History of the Classic Head $5 Half Eagle
Excited about getting new gold coins into circulation, US Mint Director Samuel Moore asked Engraver William Kneass to create a new design. Kneass settled for a Liberty with tousled hair and facing her left. She had a headband with the words LIBERTY inscribed on it. The date was placed below the head, which was circled by 13 stars.
The reverse of the Classic Head $5 still featured the raised-wing eagle found in previous issues. Surrounding the eagle were the words UNITED STATES OF AMERICA and the value 5 D.
Mint officials weren’t fully satisfied with Kneass’ design and as such, minor changes were introduced all throughout the run of the series. Christian Gobrecht made further changes beginning in 1836 when Kneass’ health faded.

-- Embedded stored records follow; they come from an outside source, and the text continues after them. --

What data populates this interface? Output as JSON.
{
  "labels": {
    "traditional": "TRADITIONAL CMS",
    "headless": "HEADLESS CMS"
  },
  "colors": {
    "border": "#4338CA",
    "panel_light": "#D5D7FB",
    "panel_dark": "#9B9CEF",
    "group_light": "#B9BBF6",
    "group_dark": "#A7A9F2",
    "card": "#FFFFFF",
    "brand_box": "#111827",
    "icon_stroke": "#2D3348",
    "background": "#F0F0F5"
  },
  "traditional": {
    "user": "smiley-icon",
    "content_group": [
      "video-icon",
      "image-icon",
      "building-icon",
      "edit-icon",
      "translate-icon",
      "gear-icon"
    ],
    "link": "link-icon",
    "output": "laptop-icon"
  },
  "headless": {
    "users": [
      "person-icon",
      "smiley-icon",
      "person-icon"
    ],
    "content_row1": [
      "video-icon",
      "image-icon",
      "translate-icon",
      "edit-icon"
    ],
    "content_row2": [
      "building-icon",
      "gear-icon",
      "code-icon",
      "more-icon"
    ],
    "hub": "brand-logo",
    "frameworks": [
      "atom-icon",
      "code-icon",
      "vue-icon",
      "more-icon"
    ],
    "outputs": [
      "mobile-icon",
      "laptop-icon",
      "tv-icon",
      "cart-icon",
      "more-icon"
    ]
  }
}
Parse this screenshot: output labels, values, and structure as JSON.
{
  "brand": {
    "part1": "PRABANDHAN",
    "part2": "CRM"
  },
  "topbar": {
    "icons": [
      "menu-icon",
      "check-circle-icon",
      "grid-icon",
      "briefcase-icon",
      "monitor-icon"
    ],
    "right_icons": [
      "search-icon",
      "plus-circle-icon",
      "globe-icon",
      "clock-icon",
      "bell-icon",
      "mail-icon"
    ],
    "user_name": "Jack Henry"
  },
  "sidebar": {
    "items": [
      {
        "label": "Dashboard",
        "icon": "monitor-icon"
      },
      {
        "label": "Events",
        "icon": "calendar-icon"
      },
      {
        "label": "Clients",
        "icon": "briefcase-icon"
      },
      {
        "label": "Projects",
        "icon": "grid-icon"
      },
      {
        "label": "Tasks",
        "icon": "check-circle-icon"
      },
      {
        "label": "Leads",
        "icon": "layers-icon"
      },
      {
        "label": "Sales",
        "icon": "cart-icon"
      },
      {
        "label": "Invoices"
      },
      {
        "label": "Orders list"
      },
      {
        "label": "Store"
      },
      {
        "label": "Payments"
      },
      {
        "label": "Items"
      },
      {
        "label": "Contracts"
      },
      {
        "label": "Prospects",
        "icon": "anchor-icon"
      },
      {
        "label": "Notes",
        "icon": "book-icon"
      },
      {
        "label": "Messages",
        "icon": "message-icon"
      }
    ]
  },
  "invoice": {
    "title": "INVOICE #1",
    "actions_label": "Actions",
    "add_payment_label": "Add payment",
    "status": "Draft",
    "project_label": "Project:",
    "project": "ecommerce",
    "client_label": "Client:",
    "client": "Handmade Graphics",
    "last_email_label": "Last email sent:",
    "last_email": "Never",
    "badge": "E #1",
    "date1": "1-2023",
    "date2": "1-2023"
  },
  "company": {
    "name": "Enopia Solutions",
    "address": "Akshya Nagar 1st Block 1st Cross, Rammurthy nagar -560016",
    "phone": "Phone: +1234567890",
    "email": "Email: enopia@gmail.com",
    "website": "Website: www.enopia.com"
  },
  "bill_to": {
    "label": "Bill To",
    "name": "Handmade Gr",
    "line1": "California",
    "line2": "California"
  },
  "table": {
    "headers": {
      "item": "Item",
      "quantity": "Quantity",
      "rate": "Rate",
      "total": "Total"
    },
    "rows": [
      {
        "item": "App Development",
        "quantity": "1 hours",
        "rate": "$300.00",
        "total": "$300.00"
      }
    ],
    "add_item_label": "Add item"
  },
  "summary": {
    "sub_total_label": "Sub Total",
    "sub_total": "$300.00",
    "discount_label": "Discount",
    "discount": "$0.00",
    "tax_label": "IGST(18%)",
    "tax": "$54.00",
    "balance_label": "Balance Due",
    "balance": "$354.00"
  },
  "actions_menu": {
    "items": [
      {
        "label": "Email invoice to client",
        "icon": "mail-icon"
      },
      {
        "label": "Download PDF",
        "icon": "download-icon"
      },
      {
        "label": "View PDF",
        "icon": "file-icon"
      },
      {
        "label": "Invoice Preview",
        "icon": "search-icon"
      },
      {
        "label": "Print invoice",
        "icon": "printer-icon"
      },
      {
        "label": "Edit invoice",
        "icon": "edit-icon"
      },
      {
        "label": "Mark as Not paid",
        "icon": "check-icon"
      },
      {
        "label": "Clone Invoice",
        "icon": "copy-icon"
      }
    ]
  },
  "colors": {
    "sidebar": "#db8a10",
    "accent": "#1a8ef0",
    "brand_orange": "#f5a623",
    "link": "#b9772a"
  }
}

The Classic Head design had a five-year run and throughout those years, it went through a series of changes. Some involved changes to Liberty’s hair while others had variations on the number 4 (plain or crosslet).
The Classic Head coin circulated at a time of great economic disturbance. During its last years, the coin circulated through a disastrous period called the “Hard Times.”
Variations of the Classic Head $5 Half Eagle
The Classic Head half eagle was produced between 1834 and 1838. More than 2.1 were struck during those years, most of them at the Philadelphia Mint.
By 1838, new mints opened up at Charlotte, North Carolina and Dahlonega, Georgia. Coins produced at these mints bear marks on the obverse side, over the date. The more than 17,000 coins minted in Charlotte bear the C mark while the 20, 583 pieces struck at Dahlonega were marked with D.
The new Classic Head half eagles remained in circulation many years after it was first released. One of the reasons for it being so was it bore the same size and weight as the Coronet Head coins that came later.
Collecting the Classic Head $5 Half Eagle
Many collectors are drawn to the Classic Head half eagles produced at the Charlotte and Dahlonega mints because they were produced in limited numbers. However, there are only a few in the series with a high grade, making the coin a not-so-valuable acquisition by collectors.
There are, however, rarities in the series. The 1838 coin produced in Charlotte is one, with others being the 1834 Crosslet 4 coin and the 1838 Dahlonega.
The Kneass Classic Head design yielded to the Coronet Head by Gobrecht in 1838, which improved upon mechanical qualities. Despite that, it remained in circulation for decades thanks to being the same size and weight as the design that came after it.